The attacker’s side of the same ledger has moved fast. The botnets behind the 2025 records were not exotic. The Aisuru-Kimwolf botnet behind the 31.4 Tbps attack was built largely from malware-infected Android TVs, an estimated one to four million of them, and the same kind of cheap, numerous, poorly-secured device that the Mirai botnet weaponized in 2016. Cloudflare reported mitigating 34.4 million network-layer attacks in 2025 against 11.4 million in 2024, with attack sizes growing several-fold. When the cost of assembling a multi-terabit cannon keeps falling and the cost of absorbing it keeps rising with the size of the network you must build, the equilibrium is the one we have: defense concentrated in a handful of very large anycast networks, and everyone else either behind one of them or exposed.

What the records actually prove

The headline numbers, 7.3 Tbps, 11.5 Tbps, 31.4 Tbps, read like an arms race the defenders are losing, and on the attacker’s side the trend is genuinely steep. But the records are interesting for the opposite reason. Each one was absorbed without a human waking up. The 35-second duration of the largest attacks is itself a tell: hyper-volumetric floods have gotten short because the long ones do not accomplish anything anymore, so attackers settle for trying to find a gap in the seconds before autonomous mitigation locks on. Against a network with the footprint to disperse and the headroom to ingest, even that gap is mostly closed.

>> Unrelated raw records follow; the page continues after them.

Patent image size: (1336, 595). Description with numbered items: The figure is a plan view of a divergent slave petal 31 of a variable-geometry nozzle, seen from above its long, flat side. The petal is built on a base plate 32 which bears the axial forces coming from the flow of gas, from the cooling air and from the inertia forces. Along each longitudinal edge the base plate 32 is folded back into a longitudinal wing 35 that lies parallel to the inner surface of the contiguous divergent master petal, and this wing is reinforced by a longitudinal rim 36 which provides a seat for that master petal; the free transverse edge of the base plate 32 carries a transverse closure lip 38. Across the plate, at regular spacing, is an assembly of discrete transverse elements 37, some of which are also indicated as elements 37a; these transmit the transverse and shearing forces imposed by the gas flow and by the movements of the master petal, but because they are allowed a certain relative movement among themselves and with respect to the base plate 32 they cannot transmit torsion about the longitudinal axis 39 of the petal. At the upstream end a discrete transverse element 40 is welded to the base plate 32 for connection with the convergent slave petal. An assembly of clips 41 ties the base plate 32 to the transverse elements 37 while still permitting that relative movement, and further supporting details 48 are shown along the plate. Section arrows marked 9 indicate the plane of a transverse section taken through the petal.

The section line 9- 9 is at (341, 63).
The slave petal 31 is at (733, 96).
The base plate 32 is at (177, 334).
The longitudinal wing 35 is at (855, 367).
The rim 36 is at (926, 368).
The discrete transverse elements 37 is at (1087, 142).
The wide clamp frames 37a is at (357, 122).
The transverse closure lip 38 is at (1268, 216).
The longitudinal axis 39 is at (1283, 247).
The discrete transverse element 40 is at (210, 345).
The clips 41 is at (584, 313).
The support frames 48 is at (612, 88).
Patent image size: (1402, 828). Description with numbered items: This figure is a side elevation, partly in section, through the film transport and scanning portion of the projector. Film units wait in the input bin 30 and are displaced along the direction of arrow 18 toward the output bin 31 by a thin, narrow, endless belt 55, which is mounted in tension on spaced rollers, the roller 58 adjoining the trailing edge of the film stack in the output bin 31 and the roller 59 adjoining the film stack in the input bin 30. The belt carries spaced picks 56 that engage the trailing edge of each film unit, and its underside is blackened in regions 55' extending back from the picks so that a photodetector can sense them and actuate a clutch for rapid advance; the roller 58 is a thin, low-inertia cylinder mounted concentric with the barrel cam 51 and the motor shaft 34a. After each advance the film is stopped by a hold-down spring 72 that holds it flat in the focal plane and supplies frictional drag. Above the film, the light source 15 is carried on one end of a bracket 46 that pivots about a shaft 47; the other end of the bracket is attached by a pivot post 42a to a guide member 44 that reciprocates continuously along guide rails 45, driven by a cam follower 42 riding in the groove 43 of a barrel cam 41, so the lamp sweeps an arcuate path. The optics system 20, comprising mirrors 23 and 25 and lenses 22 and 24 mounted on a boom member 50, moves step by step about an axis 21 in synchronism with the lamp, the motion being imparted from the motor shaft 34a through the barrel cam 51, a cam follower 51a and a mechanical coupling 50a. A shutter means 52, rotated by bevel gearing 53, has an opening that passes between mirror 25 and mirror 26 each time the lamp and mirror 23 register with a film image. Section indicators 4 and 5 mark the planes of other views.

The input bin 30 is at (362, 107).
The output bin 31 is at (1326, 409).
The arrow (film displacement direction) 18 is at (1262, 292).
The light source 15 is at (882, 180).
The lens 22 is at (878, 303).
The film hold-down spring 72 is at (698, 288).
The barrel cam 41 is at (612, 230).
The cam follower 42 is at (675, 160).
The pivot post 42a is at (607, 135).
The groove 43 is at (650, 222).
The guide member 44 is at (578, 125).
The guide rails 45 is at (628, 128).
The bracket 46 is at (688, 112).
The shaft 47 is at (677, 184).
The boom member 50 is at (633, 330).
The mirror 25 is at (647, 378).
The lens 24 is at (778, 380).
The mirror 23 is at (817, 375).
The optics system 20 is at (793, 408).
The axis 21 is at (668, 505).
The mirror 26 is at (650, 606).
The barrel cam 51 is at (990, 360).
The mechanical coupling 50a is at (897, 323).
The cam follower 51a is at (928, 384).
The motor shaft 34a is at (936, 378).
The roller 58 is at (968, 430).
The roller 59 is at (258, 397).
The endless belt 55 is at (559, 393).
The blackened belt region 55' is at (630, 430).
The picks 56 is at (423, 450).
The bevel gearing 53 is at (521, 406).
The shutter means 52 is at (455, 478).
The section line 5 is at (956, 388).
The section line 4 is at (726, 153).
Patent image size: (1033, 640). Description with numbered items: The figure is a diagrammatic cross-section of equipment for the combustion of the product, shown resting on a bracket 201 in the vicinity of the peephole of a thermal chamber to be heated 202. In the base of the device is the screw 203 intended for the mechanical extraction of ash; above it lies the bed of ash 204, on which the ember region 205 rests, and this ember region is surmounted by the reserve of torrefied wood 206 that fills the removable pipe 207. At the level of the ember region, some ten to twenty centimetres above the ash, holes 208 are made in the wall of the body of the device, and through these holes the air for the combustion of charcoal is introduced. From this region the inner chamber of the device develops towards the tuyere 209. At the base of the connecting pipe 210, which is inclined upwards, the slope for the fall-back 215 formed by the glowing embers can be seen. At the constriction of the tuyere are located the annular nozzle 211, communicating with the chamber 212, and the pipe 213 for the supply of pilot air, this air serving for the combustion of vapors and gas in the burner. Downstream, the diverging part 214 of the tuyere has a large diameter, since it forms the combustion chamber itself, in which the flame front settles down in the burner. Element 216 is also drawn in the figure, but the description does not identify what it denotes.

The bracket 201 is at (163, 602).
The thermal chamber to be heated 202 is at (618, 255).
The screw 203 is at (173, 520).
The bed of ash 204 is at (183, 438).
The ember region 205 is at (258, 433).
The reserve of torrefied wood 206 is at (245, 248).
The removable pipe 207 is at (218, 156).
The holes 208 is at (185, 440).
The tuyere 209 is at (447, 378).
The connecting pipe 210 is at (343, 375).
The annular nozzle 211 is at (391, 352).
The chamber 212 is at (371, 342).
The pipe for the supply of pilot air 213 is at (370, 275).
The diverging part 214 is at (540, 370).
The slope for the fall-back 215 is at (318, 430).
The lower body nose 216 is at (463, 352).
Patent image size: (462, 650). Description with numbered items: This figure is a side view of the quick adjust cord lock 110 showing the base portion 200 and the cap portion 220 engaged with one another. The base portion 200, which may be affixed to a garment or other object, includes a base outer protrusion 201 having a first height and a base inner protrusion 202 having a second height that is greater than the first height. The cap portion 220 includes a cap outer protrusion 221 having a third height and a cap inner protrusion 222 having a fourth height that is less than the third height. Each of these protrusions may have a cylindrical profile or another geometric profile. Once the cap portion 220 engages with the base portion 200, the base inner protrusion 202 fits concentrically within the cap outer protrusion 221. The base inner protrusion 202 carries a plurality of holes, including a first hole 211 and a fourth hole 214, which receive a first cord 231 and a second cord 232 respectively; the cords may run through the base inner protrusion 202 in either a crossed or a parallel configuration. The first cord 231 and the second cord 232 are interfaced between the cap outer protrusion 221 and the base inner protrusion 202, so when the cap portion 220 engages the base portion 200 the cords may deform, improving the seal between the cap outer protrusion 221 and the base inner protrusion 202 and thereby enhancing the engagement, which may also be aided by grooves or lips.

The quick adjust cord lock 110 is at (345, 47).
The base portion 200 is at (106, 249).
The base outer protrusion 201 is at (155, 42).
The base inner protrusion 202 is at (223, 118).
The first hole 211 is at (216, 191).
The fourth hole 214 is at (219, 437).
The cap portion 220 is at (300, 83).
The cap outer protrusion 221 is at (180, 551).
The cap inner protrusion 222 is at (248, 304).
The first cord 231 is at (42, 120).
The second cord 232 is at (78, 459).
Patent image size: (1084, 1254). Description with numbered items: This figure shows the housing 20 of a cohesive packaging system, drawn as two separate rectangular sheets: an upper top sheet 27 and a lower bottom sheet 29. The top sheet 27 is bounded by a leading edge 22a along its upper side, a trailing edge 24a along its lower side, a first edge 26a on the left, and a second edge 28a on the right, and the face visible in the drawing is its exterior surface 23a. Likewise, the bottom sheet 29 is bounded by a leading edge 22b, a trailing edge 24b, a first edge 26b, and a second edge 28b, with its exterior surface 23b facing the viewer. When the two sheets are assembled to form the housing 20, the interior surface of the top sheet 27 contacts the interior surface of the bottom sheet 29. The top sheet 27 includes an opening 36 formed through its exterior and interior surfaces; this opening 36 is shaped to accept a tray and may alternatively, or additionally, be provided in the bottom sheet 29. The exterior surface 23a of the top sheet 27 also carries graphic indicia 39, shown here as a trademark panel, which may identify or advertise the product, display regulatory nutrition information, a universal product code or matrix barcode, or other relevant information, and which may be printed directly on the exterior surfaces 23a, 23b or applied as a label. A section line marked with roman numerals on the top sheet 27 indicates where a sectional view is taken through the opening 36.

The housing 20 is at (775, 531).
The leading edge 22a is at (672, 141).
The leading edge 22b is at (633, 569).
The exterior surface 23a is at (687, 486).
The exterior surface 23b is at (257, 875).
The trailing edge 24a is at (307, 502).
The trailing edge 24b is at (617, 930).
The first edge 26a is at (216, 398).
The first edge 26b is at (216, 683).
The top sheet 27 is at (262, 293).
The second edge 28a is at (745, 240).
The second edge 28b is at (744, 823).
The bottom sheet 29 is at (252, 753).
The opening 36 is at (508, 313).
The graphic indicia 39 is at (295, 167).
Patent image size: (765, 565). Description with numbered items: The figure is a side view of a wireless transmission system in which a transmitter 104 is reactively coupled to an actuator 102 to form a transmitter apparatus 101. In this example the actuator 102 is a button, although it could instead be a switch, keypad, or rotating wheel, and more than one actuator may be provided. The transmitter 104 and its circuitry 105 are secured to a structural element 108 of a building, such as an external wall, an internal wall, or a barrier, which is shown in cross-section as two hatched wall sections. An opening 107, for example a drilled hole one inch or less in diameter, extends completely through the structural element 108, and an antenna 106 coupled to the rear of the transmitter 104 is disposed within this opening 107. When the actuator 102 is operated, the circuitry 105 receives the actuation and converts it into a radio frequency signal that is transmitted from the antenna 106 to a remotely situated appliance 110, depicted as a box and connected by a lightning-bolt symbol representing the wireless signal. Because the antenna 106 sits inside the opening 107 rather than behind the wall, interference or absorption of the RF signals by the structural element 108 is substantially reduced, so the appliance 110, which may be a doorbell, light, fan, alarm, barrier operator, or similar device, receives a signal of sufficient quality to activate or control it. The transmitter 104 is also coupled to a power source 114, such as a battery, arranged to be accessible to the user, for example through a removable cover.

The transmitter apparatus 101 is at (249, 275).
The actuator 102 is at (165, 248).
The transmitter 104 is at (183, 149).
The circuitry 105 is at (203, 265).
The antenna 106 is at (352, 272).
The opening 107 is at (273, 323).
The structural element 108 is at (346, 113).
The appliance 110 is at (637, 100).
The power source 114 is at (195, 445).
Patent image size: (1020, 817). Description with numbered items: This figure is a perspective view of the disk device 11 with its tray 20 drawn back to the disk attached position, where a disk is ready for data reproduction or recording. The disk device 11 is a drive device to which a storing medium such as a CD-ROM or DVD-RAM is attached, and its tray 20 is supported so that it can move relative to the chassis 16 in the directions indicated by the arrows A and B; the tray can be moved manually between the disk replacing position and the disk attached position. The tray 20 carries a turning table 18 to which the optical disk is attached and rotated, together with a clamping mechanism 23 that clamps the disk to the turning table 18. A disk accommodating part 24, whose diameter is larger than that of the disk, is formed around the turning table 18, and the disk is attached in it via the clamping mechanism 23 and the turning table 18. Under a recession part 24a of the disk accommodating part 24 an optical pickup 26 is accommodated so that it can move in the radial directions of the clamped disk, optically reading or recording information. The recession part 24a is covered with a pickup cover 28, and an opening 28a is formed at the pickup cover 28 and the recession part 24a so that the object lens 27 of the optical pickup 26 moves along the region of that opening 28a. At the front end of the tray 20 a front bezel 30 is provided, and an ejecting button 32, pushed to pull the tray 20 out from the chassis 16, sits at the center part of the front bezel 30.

The defense is not one clever idea. It is anycast dispersion turning a firehose into hundreds of streams, plus a per-server pipeline that writes kernel drop rules faster than a person could read the alert, plus enough provisioned capacity that the streams fit through the door in the first place, plus the older BGP tools, RTBH and flowspec and scrubbing diversion, for the networks that cannot or will not hide behind a proxy. None of those works alone. A scrubbing center with no headroom congests. Headroom with no fingerprinting forwards the attack to your origin. Fingerprinting with no dispersion tries to filter a terabit on one box and fails. The architecture is the interaction, and the interaction is expensive, which is the real lesson buried in the press releases. The reason a 31 Tbps attack is a non-event for a few companies and a death sentence for everyone else is not that those companies are smarter. It is that they already paid for the ports.